Had the same issue. The certified letter worked within a week. Include a copy of your final payment confirmation.

20
MD Midtown_Dan Business Owner 1w ago

Has anyone actually used the companies listed on this page?

Looking at the companies ranked here. Has anyone in Los Angeles actually used them? I want real experiences, not just website reviews.

20
MS mca_survivor_CA Settled $65k 1w ago

Good experience overall. Key things: (1) no large upfront fees, (2) they should know ${S}-specific laws, (3) realistic settlement range — anyone promising 20 cents on the dollar is lying.

17
LS local_salon_owner Salon Owner 1w ago

I called two of the top ones. Both professional, no pressure, both offered free consultations with realistic timelines. Go with whoever you feel most comfortable with.

18
PS pandemic_survivor_ca Business Owner 1mo ago

Took MCA during COVID, business never fully recovered

Like many, I took an MCA during the pandemic when PPP wasn't enough. My travel agency business in Los Angeles was devastated. Three years later business is at maybe 65% of pre-COVID levels. The MCA was supposed to be a bridge but became an anchor. Factor rate 1.52 on $50k. Paid back about $40k of $71k total but can't keep going. Options?

16
CD CA_debt_relief_pro Verified 1mo ago

You still have options. The remaining ~$31k can potentially be settled for 40-50 cents (~$12-15k). Your good faith payments actually help your negotiating position. Also worth exploring whether pandemic relief protections apply — some MCAs from 2020-2021 have been challenged on economic duress grounds.

18
CA curious_about_complaints 2w ago

Should I file a BBB complaint against my MCA company?

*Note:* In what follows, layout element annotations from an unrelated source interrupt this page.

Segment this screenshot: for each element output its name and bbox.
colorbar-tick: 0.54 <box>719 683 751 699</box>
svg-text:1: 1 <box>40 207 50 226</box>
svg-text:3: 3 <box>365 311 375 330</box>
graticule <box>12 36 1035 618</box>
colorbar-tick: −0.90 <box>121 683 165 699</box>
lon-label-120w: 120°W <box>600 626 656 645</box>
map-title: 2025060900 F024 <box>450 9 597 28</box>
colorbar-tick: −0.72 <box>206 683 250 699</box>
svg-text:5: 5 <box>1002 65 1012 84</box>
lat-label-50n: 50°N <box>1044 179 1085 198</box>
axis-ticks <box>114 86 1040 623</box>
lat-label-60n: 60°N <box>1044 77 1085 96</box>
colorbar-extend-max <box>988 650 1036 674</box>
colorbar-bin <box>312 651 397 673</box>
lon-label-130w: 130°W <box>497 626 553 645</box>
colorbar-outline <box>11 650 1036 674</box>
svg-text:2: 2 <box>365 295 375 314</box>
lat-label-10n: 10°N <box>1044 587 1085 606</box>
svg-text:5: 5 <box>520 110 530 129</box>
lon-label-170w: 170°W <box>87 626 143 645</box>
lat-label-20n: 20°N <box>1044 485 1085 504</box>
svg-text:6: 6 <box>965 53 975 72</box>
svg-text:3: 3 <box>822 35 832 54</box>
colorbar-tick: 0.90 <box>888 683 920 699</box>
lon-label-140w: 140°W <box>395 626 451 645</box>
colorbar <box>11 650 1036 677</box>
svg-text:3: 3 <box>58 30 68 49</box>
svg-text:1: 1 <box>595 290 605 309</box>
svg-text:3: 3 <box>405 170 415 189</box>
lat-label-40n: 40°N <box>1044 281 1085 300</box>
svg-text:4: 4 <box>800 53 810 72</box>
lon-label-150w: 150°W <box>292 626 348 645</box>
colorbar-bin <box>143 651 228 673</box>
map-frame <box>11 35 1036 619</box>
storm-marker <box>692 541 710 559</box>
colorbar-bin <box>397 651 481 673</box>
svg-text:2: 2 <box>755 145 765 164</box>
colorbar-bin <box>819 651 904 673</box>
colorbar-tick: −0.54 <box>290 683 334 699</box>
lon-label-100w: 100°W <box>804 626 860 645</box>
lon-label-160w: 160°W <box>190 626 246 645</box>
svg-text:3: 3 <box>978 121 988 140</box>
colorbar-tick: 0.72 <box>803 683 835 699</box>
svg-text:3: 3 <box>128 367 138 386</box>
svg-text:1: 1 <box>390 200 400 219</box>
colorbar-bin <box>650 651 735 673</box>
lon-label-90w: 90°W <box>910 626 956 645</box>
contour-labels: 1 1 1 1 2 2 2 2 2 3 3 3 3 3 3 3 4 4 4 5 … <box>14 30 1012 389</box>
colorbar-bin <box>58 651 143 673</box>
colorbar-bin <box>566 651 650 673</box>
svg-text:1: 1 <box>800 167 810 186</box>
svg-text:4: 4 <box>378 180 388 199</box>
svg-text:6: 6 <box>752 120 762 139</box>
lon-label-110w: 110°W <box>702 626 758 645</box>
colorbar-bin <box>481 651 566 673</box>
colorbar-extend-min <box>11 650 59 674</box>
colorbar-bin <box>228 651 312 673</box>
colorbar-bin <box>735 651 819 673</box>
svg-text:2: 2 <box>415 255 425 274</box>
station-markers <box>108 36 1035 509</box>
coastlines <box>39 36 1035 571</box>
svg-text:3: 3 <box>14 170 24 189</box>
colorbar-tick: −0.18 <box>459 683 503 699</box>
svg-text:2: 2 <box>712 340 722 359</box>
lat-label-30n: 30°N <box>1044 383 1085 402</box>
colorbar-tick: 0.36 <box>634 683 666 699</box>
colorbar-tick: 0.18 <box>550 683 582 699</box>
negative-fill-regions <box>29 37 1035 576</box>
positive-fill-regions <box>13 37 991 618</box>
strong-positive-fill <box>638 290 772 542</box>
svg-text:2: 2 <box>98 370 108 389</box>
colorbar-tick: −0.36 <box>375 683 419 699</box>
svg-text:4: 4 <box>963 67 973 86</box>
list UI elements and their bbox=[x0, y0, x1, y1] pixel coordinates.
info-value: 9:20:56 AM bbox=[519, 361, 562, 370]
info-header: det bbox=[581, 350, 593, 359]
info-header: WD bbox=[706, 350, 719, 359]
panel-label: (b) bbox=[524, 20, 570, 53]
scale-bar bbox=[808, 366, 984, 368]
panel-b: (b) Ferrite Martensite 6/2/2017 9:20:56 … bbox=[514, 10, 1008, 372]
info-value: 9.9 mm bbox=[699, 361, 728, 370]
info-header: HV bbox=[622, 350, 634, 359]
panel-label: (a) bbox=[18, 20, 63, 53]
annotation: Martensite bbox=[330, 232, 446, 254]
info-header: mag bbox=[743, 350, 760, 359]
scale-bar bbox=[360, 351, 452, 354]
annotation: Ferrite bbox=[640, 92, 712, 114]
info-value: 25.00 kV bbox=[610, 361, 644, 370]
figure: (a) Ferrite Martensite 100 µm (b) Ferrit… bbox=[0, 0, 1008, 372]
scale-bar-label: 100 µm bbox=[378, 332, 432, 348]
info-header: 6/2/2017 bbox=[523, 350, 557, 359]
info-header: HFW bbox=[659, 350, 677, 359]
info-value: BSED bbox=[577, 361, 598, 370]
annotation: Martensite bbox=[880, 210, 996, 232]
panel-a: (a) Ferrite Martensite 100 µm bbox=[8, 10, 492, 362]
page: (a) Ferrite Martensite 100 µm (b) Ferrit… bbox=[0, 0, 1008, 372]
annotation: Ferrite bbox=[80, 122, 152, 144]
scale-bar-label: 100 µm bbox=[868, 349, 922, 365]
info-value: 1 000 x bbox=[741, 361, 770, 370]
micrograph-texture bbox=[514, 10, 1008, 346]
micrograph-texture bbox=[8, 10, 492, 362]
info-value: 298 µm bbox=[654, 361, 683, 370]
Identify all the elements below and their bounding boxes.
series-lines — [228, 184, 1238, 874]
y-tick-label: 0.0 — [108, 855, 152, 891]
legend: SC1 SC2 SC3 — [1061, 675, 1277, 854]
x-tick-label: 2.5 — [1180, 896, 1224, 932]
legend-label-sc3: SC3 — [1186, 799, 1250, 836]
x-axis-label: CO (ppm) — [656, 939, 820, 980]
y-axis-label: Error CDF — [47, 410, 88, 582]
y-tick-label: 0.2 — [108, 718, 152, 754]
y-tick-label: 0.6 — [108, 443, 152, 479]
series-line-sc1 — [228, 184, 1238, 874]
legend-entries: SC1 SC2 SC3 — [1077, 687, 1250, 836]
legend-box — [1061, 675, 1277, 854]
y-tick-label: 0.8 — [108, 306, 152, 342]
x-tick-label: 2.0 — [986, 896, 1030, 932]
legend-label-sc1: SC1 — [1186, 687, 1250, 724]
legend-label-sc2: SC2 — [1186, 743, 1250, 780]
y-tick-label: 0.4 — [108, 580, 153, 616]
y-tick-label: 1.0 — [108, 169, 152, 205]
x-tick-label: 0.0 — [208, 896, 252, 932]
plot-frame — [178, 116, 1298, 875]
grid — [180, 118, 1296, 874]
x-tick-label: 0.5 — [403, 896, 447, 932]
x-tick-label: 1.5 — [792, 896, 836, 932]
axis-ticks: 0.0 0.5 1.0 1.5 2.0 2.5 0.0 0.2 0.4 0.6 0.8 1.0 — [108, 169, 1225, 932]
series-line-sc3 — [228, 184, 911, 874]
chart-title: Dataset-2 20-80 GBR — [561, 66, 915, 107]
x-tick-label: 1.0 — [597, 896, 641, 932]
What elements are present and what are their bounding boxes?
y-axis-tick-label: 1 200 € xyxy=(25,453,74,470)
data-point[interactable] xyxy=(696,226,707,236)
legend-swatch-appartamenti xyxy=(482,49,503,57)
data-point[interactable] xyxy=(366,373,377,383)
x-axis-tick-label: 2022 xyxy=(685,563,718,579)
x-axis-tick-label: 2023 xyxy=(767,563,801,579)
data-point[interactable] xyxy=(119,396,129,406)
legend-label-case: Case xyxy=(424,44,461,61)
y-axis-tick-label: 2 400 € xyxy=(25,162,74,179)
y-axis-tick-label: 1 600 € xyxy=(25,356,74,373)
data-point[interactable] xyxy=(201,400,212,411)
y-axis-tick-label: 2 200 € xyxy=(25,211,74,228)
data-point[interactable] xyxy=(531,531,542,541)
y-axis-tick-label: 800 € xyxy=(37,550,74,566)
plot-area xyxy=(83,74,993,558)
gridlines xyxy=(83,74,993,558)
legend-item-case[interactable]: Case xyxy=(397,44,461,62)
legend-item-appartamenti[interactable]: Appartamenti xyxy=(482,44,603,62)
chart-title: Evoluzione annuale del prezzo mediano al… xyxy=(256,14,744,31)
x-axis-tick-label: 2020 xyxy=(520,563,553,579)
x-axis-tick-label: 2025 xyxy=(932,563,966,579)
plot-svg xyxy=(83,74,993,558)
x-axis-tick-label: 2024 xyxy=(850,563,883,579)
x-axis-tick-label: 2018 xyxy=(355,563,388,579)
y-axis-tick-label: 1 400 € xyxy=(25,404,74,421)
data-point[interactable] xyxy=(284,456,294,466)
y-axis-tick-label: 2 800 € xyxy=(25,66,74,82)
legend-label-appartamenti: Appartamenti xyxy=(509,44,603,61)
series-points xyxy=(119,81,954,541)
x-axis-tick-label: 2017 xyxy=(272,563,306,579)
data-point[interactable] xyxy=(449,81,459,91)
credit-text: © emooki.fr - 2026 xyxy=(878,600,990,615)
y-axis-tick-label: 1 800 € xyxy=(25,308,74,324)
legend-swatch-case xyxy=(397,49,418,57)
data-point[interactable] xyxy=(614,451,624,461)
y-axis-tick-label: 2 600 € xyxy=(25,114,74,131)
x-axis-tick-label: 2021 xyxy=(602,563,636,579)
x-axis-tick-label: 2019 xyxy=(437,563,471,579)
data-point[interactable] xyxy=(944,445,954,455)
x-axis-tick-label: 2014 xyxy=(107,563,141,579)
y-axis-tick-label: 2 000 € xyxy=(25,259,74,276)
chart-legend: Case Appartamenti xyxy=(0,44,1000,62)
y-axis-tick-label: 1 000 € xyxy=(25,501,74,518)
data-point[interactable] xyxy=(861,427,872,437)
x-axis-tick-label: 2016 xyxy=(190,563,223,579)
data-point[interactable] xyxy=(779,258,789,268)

Before getting a lawyer, should I try the BBB or California Attorney General? Would that pressure them?

19
LO LosAngelesBizOwner2025 Business Owner 2w ago

Filed with both. BBB did nothing — boilerplate response. The AG complaint was more useful — goes into their file. But neither replaced getting an actual attorney.

10
MS mca_survivor_CA Settled $65k 2w ago

File the complaints AND get a lawyer. They're not mutually exclusive. The AG tracks MCA complaints but for YOUR situation, only a lawyer can negotiate.

16
SF startup_founder_local 1w ago

Thinking about getting an MCA — is it always a bad idea?

Reading all these horror stories. I run a new cleaning service and need $25k for inventory. Banks won't lend because I've been in business 8 months. Is an MCA always predatory?

24
DE DebtFree2026 Business Owner 1w ago

MCAs aren't inherently evil but the cost is extreme. Try these first:
1. SBA microloans (up to $50k, even for newer businesses)
2. CDFI lenders (community development financial institutions)
3. Business credit cards (even at 24% APR, cheaper than most MCAs)
4. Revenue-based financing from transparent companies
5. Kiva loans (0% interest, crowdfunded)

If you MUST do an MCA, keep the factor rate under 1.3 and ensure there's a real reconciliation clause.

23
LO LosAngelesCPA Verified CPA 1w ago

If you need the money for 30-60 days and have high margins (buying inventory you'll sell at 3x markup), an MCA CAN work. Run the numbers. But if margins are thin or timeline uncertain — stay away.